Jessie, James, and Meowth make several cameo appearances in this feature but without any spoken dialogue.

=== Movie characters ===

- Kyurem (キュレム, Kyuremu): Known as the Boundary Pokémon, he is a dragon that was born alongside Reshiram and Zekrom, and is considered to be the strongest of the three dragons. He has the powers of both of the former two dragons, allowing himself to shift into his forms: Black Kyurem (ブラックキュレム, Burakku Kyuremu) and White Kyurem (ホワイトキュレム, Howaito Kyuremu), fully using the abilities of both Reshiram and Zekrom. His relationship to the Swords of Justice and to Keldeo were somewhat unknown, although he seems viciously determined to finish the fight that Keldeo started with him, and refuses to let Keldeo flee until Keldeo can finish what he started. In the original Japanese release, Kyurem's voice is provided by Katsumi Takahashi.
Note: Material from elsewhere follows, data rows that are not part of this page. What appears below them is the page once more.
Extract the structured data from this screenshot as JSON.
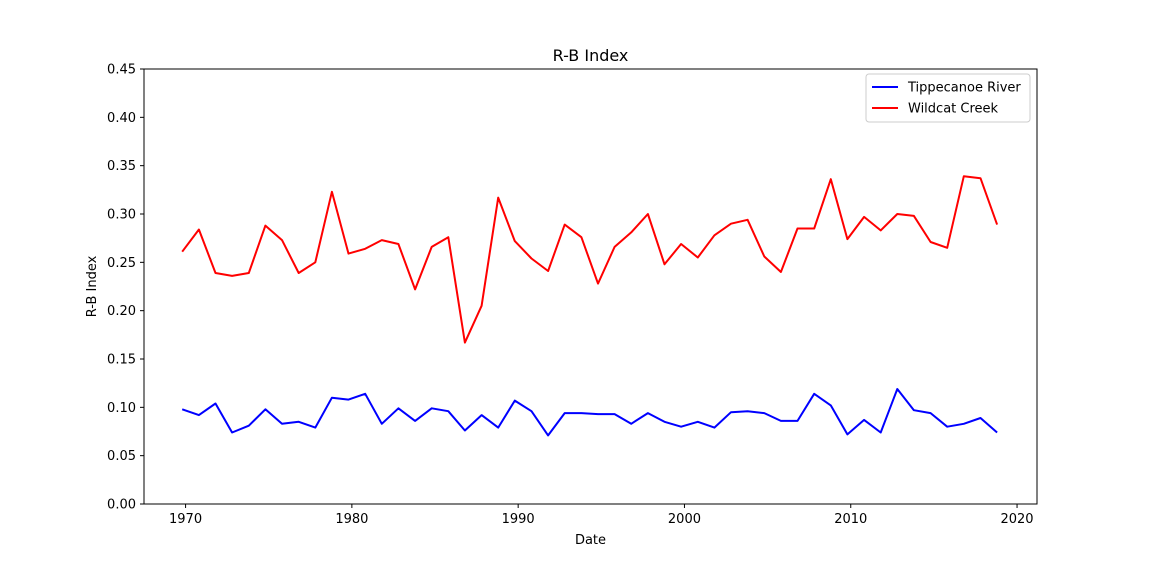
{
  "chart_data": {
    "type": "line",
    "title": "R-B Index",
    "xlabel": "Date",
    "ylabel": "R-B Index",
    "xlim": [
      1967.5,
      2021.2
    ],
    "ylim": [
      0.0,
      0.45
    ],
    "xticks": [
      1970,
      1980,
      1990,
      2000,
      2010,
      2020
    ],
    "yticks": [
      "0.00",
      "0.05",
      "0.10",
      "0.15",
      "0.20",
      "0.25",
      "0.30",
      "0.35",
      "0.40",
      "0.45"
    ],
    "grid": false,
    "legend_position": "top-right",
    "x": [
      1969.8,
      1970.8,
      1971.8,
      1972.8,
      1973.8,
      1974.8,
      1975.8,
      1976.8,
      1977.8,
      1978.8,
      1979.8,
      1980.8,
      1981.8,
      1982.8,
      1983.8,
      1984.8,
      1985.8,
      1986.8,
      1987.8,
      1988.8,
      1989.8,
      1990.8,
      1991.8,
      1992.8,
      1993.8,
      1994.8,
      1995.8,
      1996.8,
      1997.8,
      1998.8,
      1999.8,
      2000.8,
      2001.8,
      2002.8,
      2003.8,
      2004.8,
      2005.8,
      2006.8,
      2007.8,
      2008.8,
      2009.8,
      2010.8,
      2011.8,
      2012.8,
      2013.8,
      2014.8,
      2015.8,
      2016.8,
      2017.8,
      2018.8
    ],
    "series": [
      {
        "name": "Tippecanoe River",
        "color": "#0000ff",
        "values": [
          0.098,
          0.092,
          0.104,
          0.074,
          0.081,
          0.098,
          0.083,
          0.085,
          0.079,
          0.11,
          0.108,
          0.114,
          0.083,
          0.099,
          0.086,
          0.099,
          0.096,
          0.076,
          0.092,
          0.079,
          0.107,
          0.096,
          0.071,
          0.094,
          0.094,
          0.093,
          0.093,
          0.083,
          0.094,
          0.085,
          0.08,
          0.085,
          0.079,
          0.095,
          0.096,
          0.094,
          0.086,
          0.086,
          0.114,
          0.102,
          0.072,
          0.087,
          0.074,
          0.119,
          0.097,
          0.094,
          0.08,
          0.083,
          0.089,
          0.074
        ]
      },
      {
        "name": "Wildcat Creek",
        "color": "#ff0000",
        "values": [
          0.261,
          0.284,
          0.239,
          0.236,
          0.239,
          0.288,
          0.273,
          0.239,
          0.25,
          0.323,
          0.259,
          0.264,
          0.273,
          0.269,
          0.222,
          0.266,
          0.276,
          0.167,
          0.205,
          0.317,
          0.272,
          0.254,
          0.241,
          0.289,
          0.276,
          0.228,
          0.266,
          0.281,
          0.3,
          0.248,
          0.269,
          0.255,
          0.278,
          0.29,
          0.294,
          0.256,
          0.24,
          0.285,
          0.285,
          0.336,
          0.274,
          0.297,
          0.283,
          0.3,
          0.298,
          0.271,
          0.265,
          0.339,
          0.337,
          0.289
        ]
      }
    ]
  }
}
In the English dub, Marc Thompson provides the voice.
- Keldeo (ケルディオ, Kerudio): The Colt Pokémon and also the fourth of the Swords of Justice. Keldeo is very exceptional at using his hidden abilities. And unlike the other swordsmen, Keldeo can assume his other form called Resolute Form. He challenges Kyurem to a battle despite Cobalion's warnings, and when Kyurem proves to be too strong, Keldeo became scared and ended up running away. Keldeo is then followed in hot pursuit by Kyurem, who is determined to finish their fight. In the original Japanese release, Keldeo is voiced by Shoko Nakagawa, while Vic Mignogna voices the character in English.
- Cobalion (コバルオン, Kobaruon): The Iron Will Pokémon and leader of the Swords of Justice. Having a collected personality, he is responsible for the group and for protecting Keldeo from Kyurem. Cobalion's Japanese voice actor is Kōichi Yamadera. His English voice actor is H.D. Quinn.
- Terrakion (テラキオン, Terakion): The Cavern Pokémon and the most physically strongest member of the Swords of Justice. He is very hotheaded but loyal towards Cobalion. Terrakion's Japanese voice actor is Hiroki Yasumoto. His English voice actor is Henry Carr.
- Virizion (ビリジオン, Birijion): The Grassland Pokémon and also a member of the Swords of Justice. She is the most rational and the fastest of all the Swords of Justice. Virizion's Japanese voice actor is Takako Honda. Her English voice actor is Emily Williams.
- Malin (マリン, Marin): A young girl who sells Darumaka lunch boxes at Windy Station, along with her partner Vanillite. Malin's voice in the Japanese release is provided by the film's theme song singer Rola in a cameo role. In the English dub, Malin is voiced by Erica Schroeder.

== Promotion ==
Players who purchased a pre-sale ticket of the movie received Keldeo in the video games Pokémon Black, White, Black 2, or White 2.

==Release==
===Theatrical release===
The film was released in Japan on July 14, 2012 by Toho.

===Broadcast airing===
Pokémon the Movie: Kyurem vs. the Sword of Justice premiered in the United States on Cartoon Network in conjunction with YTV in Canada on December 8, 2012, and premiered in the United Kingdom on CITV on December 12, 2012.

== Reception ==
Carl Kimlinger, writing for Anime News Network, gave the film an overall grade of C−. He praised the film's visuals and its antagonist Kyurem, writing: "Kyurem is an appropriately frightening antagonist: cold, furious—an unstoppable force of nature. … When he and Keldeo fight, it's fluid and impressively destructive". However, he criticized the character of Keldeo as a whole, writing: "He is maybe the single dorkiest character to come out of the franchise to date. … He looks like a jester crossed with a My Little Pony, as interpreted by Osamu Tezuka at his precious, anthropomorphizing worst", and added: "Every time you're about to lose yourself in the thrilling spectacle of it all, Keldeo's goony mug intrudes and wrecks all of the work that director Kunihiko Yuyama and his team at Oriental Light and Magic have done." Kimlinger concluded: "it has enough color and action to engage younger young'uns through its brief hour-fifteen running time, and like every other Pokémon property it's thoroughly harmless", and added: "as for those of us who have critical faculties… the sooner we can forget the film, and Keldeo's button-eyed horsey face, the better."